Geschreven bij De goede zoon
In De goede zoon, de nieuwe roman van Rob van Essen, wordt de lezer meegenomen in een mogelijke wereld van de toekomst met rokende robots, zelfbesturende auto’s en scannend toiletpapier. Door de invoering van het basisinkomen en de vergevorderde robotisering hoeft de mens niet meer te werken. Voor de jonge generatie vormt dit geen probleem, maar voor de hoofdpersoon van middelbare leeftijd is de kloof tussen de ‘oude’ en de ‘nieuwe’ wereld simpelweg te groot.
“Robotisering en basisinkomen werken alleen maar voor de geletterde middenklasse die musea platlopen en eindelijk eens al die boeken kunnen gaan lezen die ze de afgelopen decennia op aanraden van recensenten en boekenpanels hebben gekocht, jongeren gaan er massaal van uitslapen en plunderen, omdat ze het idee hebben dat toch alles gratis is.”
Voor de een betekent de nieuwe maatschappij vrijheid, voor de ander verveling en nostalgische verlangens naar het verleden.
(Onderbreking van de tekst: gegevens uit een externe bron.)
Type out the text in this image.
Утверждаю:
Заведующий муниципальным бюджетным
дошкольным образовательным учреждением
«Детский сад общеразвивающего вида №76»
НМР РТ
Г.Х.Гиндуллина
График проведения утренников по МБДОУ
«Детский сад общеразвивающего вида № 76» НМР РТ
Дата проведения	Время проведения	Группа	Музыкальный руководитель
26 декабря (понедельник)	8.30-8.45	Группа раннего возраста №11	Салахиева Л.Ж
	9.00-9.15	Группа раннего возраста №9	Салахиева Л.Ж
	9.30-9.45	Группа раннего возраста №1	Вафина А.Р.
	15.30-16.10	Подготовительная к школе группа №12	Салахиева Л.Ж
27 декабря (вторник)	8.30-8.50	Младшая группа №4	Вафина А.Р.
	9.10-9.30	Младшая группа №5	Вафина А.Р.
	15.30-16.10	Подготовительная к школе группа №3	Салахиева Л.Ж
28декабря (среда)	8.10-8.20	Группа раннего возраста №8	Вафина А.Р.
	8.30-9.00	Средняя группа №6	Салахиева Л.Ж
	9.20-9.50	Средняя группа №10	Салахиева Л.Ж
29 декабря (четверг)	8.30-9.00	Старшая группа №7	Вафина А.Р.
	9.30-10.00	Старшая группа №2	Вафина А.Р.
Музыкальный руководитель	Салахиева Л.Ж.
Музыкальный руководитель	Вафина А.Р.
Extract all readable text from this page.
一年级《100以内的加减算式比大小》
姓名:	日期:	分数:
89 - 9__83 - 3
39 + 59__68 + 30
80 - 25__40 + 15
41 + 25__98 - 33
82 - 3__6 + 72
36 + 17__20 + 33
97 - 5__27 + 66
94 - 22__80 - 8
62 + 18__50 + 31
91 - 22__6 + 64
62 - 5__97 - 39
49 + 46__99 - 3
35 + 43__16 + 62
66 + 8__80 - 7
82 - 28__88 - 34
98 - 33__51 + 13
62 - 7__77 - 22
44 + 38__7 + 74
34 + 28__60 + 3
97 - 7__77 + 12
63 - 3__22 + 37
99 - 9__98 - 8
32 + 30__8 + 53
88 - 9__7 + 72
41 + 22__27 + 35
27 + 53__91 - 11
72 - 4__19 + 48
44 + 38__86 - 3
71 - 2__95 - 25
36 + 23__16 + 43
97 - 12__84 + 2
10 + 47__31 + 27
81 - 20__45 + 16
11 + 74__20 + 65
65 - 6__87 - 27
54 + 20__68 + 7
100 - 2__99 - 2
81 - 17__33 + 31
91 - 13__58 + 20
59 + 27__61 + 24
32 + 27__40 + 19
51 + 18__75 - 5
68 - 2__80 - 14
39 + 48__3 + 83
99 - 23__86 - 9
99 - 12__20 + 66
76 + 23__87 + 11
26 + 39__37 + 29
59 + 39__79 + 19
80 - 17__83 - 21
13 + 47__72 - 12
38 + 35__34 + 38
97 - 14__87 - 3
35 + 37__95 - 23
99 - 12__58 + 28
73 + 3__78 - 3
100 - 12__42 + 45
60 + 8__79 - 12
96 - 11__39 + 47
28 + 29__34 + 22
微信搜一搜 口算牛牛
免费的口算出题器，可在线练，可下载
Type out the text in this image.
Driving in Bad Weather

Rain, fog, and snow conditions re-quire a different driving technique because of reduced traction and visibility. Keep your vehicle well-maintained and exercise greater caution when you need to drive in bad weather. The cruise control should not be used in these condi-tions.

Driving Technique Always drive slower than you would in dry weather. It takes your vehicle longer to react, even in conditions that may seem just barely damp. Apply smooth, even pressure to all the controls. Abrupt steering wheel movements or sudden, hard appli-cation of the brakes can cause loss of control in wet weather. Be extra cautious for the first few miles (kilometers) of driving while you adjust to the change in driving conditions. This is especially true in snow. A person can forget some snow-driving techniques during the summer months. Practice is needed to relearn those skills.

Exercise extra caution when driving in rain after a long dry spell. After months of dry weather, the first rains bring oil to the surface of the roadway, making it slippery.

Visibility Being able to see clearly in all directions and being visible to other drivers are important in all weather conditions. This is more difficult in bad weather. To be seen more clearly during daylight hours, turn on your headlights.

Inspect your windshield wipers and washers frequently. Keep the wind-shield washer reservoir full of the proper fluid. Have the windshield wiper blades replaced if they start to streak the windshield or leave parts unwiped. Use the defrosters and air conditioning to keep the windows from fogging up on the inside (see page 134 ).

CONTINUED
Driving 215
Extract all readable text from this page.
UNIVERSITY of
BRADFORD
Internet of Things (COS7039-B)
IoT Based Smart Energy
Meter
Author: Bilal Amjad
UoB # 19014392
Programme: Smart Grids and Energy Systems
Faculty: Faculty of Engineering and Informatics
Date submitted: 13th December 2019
Het contrast tussen het verleden en heden vormt dan ook de rode draad in De goede zoon. De hoofdpersoon staat nog met een voet in de ‘oude wereld’, terwijl hij gedwongen met de andere voet in de nieuwe wereld is gestapt. Hij behoort tot de tussengeneratie die de overgang zeer bewust heeft meegemaakt. Of er van een ‘dystopie’ gesproken kan worden, is aan de lezer om te bepalen. Het is in elk geval duidelijk dat de hoofdpersoon in kwestie niet is gecharmeerd van de nieuwe maatschappij. Hoewel het nergens expliciet genoemd wordt, hangt het idee van ‘vroeger was alles beter’ constant in de lucht.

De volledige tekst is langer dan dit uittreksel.